Justin Verlander pateó inquieto la lomita durante el calentamiento, se vio sorprendido cuando el entrenador de pitcheo lo visitó y pareció indispuesto desde el principio.

Otra vez, nada le salió bien al as de los Tigres de Detroit en la Serie Mundial.

Verlander permitió dos de los tres jonrones del venezolano Pablo Sandoval, un sencillo productor del serpentinero Barry Zito y fue incapaz de lanzar más de cuatro entradas el miércoles cuando los Tigres fueron derrotados 8-3 por los Gigantes de San Francisco en el primer partido de la Serie Mundial.

«Sé que yo estaba un poco fuera de sincronía», dijo Verlander, quien tuvo siete días de reposo. «Si se debió a la inactividad o simplemente a estar fuera de ritmo, uno no puede esperar ser perfecto cada vez que sale».

Verlander —con dos partidos sin hit, un Premio Cy Young y un título de Jugador Más Valioso en su haber— ha tenido un desempeño casi perfecto en las dos últimas temporadas.

Pero todos esos logros conseguidos con una bola rápida que supera los 160 kilómetros por hora (100 millas por hora), así como una curva y un cambio de velocidad contundentes, no se han reflejado en el gran escenario de la Serie Mundial.

Verlander pasó apuros en dos aperturas como novato contra San Luis en 2006 y ahora ha estado incluso peor frente a los Gigantes, pues ante ellos lleva foja de 0-3 y un promedio de efectividad de 5.14 en el Clásico de Otoño.

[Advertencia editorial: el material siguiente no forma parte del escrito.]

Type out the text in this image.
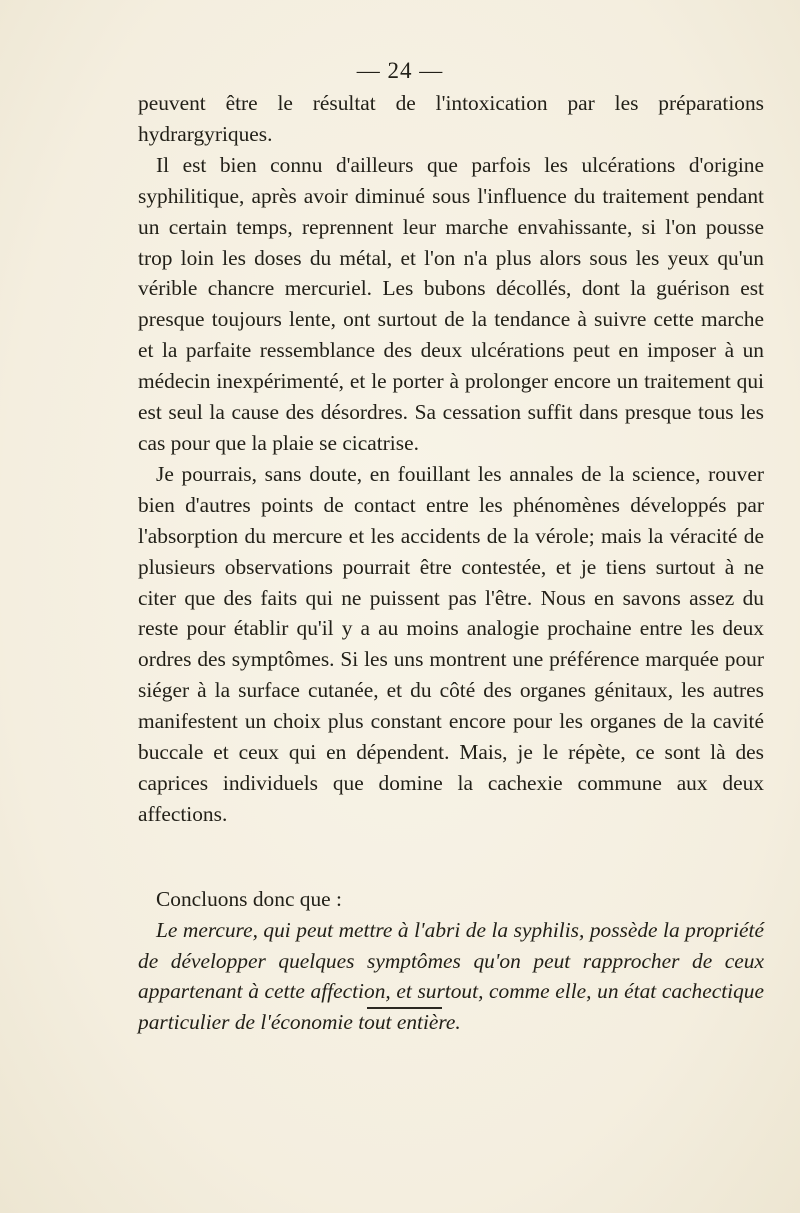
— 24 —

peuvent être le résultat de l'intoxication par les préparations hydrargyriques.

Il est bien connu d'ailleurs que parfois les ulcérations d'origine syphilitique, après avoir diminué sous l'influence du traitement pendant un certain temps, reprennent leur marche envahissante, si l'on pousse trop loin les doses du métal, et l'on n'a plus alors sous les yeux qu'un vérible chancre mercuriel. Les bubons décollés, dont la guérison est presque toujours lente, ont surtout de la tendance à suivre cette marche et la parfaite ressemblance des deux ulcérations peut en imposer à un médecin inexpérimenté, et le porter à prolonger encore un traitement qui est seul la cause des désordres. Sa cessation suffit dans presque tous les cas pour que la plaie se cicatrise.

Je pourrais, sans doute, en fouillant les annales de la science, rouver bien d'autres points de contact entre les phénomènes développés par l'absorption du mercure et les accidents de la vérole; mais la véracité de plusieurs observations pourrait être contestée, et je tiens surtout à ne citer que des faits qui ne puissent pas l'être. Nous en savons assez du reste pour établir qu'il y a au moins analogie prochaine entre les deux ordres des symptômes. Si les uns montrent une préférence marquée pour siéger à la surface cutanée, et du côté des organes génitaux, les autres manifestent un choix plus constant encore pour les organes de la cavité buccale et ceux qui en dépendent. Mais, je le répète, ce sont là des caprices individuels que domine la cachexie commune aux deux affections.

Concluons donc que :

Le mercure, qui peut mettre à l'abri de la syphilis, possède la propriété de développer quelques symptômes qu'on peut rapprocher de ceux appartenant à cette affection, et surtout, comme elle, un état cachectique particulier de l'économie tout entière.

«Este era un partido muy sonado con Justin; posiblemente tenía mucha presión», estimó el manager Jim Leyland. «Pero creo que esto (su desempeño) no tuvo nada que ver con la presión. Su control con la bola rápida no fue bueno, perdió sincronización, se precipitaba. Simple y sencillamente no lanzó bien esta noche».

Retiró a los dos primeros bateadores y tenía a Sandoval en cuenta de 0-2 cuando el venezolano le conectó una bola rápida de 152 kph (95 mph) y la envió sobre el muro entre los jardines derecho y central para darle la ventaja a los Gigantes. Fue apenas el sexto cuadrangular que ha tolerado Verlander en cuenta de 0-2, incluyendo el del dominicano Nelson Cruz en la serie de campeonato de la Liga Americana del año pasado.

Más tarde, cuando puso su cuenta en 2-0 ante Sandoval, el entrenador de pitcheo Jeff Jones fue al montículo y Verlander pareció sorprendido de la visita.

«No me enojé de que él saliera», dijo el pitcher. «Iba 2-0. La situación no era desastrosa… Suelo saber lo que estoy haciendo allí afuera. Cuando las cosas van mal, sigo sabiendo qué estoy haciendo mal».

Sandoval es apenas el quinto pelotero en batearle dos jonrones en un partido a Verlander, quien deberá modificar algo antes de su próxima apertura, pues el venezolano también le pegó un triple con las bases llenas en el Juego de Estrellas de este año, la única otra ocasión en que estuvieron frente a frente.